Neubau eines Stadt- und Kreisarchivs mit Quartiersplatz in Bad Hersfeld

Anerkennung

Preisgeld: 3.100 EUR

Angela Fritsch Architekten BDA

Architektur

Erläuterungstext

LEITIDEE / STÄDETEBAULICHE EINBINDUNG
Der Neubau des Stadt- und Kreisarchivs wird als kompakter und zugleich differenzierter Baukörper an der räumlichen Kante der Antoniengasse und dem neuen Quartiersplatz platziert.
Den baulichen Anfangs- und Endpunkten der Antoniengasse in Gebäudestellung und Straßenflucht folgend, wird der Gesamtbaukörper des Archivs in drei senkrecht zur Antoniengasse stehende schmale, tiefe Gebäudeteile untergliedert. Die räumliche Fassung der Gasse wird gestärkt, die Morphologie des Blockrandes klarer und der heterogene Charakter des Quartiers gemindert. Hofseitig verzahnt sich der Baukörper mittels Vor- und Rücksprüngen mit der offenen Blockinnenbebauung.
Die Flanken der Längsseiten des Baukörpers fluchten so, dass städtebaulich drei Freiräume zoniert werden:
A) Ein gefasster öffentlicher Quartiersplatz im Osten an der Ecke Eisfeld/Antoniengasse; B) Ein halböffentlicher Raum, der die Antoniengasse und angrenzende Parkplätze umfasst; C) Ein privater Raum im Blockinnenbereich.

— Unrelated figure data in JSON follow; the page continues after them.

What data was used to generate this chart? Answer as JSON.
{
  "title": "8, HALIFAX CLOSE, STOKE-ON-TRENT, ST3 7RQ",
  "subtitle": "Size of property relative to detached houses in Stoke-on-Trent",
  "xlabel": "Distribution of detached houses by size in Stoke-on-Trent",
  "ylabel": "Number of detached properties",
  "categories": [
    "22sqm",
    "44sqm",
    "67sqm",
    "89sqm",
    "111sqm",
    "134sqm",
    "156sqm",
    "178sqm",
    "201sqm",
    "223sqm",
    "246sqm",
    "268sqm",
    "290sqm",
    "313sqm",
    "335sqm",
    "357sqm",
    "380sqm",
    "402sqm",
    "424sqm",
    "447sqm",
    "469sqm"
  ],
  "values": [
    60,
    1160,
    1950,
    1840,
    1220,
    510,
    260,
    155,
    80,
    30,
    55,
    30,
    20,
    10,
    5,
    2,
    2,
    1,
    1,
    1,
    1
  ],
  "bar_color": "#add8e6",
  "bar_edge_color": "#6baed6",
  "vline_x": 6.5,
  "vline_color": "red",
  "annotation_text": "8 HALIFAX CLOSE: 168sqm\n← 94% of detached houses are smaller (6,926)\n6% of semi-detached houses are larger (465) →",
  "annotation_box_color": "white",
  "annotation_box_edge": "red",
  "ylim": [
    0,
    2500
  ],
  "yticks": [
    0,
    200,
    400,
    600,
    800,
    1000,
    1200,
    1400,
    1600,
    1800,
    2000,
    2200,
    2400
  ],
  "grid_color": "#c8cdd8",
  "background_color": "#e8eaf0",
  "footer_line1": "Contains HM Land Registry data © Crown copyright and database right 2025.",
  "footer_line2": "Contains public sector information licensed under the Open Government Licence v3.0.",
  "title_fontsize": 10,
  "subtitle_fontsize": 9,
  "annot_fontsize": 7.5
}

Die Flachdächer der einzelnen Gebäudeteile sind in ihrer Höhenentwicklung gestaffelt. In der Körnigkeit der Gebäudekubatur und in der Ausprägung der Dachform vermittelt das Gebäude zwischen den unterschiedlichen baulichen Strukturen und Maßstäben – dies lässt das Gebäude zu einem Bindeglied zwischen dem „Herkules-Center“ mit Parkdeck und der kleinteiligeren Bebauung werden. Der höchste und prägnanteste der drei Gebäudeteile fasst die östliche Platzkante des neu geschaffenen Quartiersplatz und bildet zu diesem die deutlich sichtbare Adresse des Archivs aus. So entsteht an der schmalen Antoniengasse eine kleinteilig-differenzierte und am Quartiersplatz hingegen ein klare, raumfassende Gebäudesilhouette.

Analog zu der neu geschaffenen räumlichen Einteilung des gesamten Quartiers werden auch die entstehenden Freibereiche des Baugrundstücks mit Nutzungen belegt. Im westlichen, halböffentlichen Teil des Grundstücks liegen Anlieferung, Park- und Wendemöglichkeit. Die Ostseite des Grundstücks wird in städtebaulich prägnanter Lage durch den öffentlichen Quartiersplatz belegt. An dessen nördlicher Platzkante schirmt eine Baumreihe die garagenartige Randbebauung ab, bindet aber den angrenzenden privaten Parkplatz räumlich in den Platz ein. Die Hofseite des Grundstücks ist als privater Freiraum gestaltet - in Form eines kontemplativen, umfriedeten und bewachsenen Gartenhofs, dessen Ummauerung sowohl den Blockinnenbereich, als auch die Platzkante des Quartiersplatzes räumlich fasst. Als inhaltliche und bauliche Korrespondenz zum Archivgut wird in einem Teil des Hofes ein kleines Lapidarium angelegt. Darin können Spolien angeordnet werden, wie sie vielerorts in der Stadt zu finden sind und die als Zeitzeugen ebenfalls ein Stück Bad Hersfeld dokumentieren.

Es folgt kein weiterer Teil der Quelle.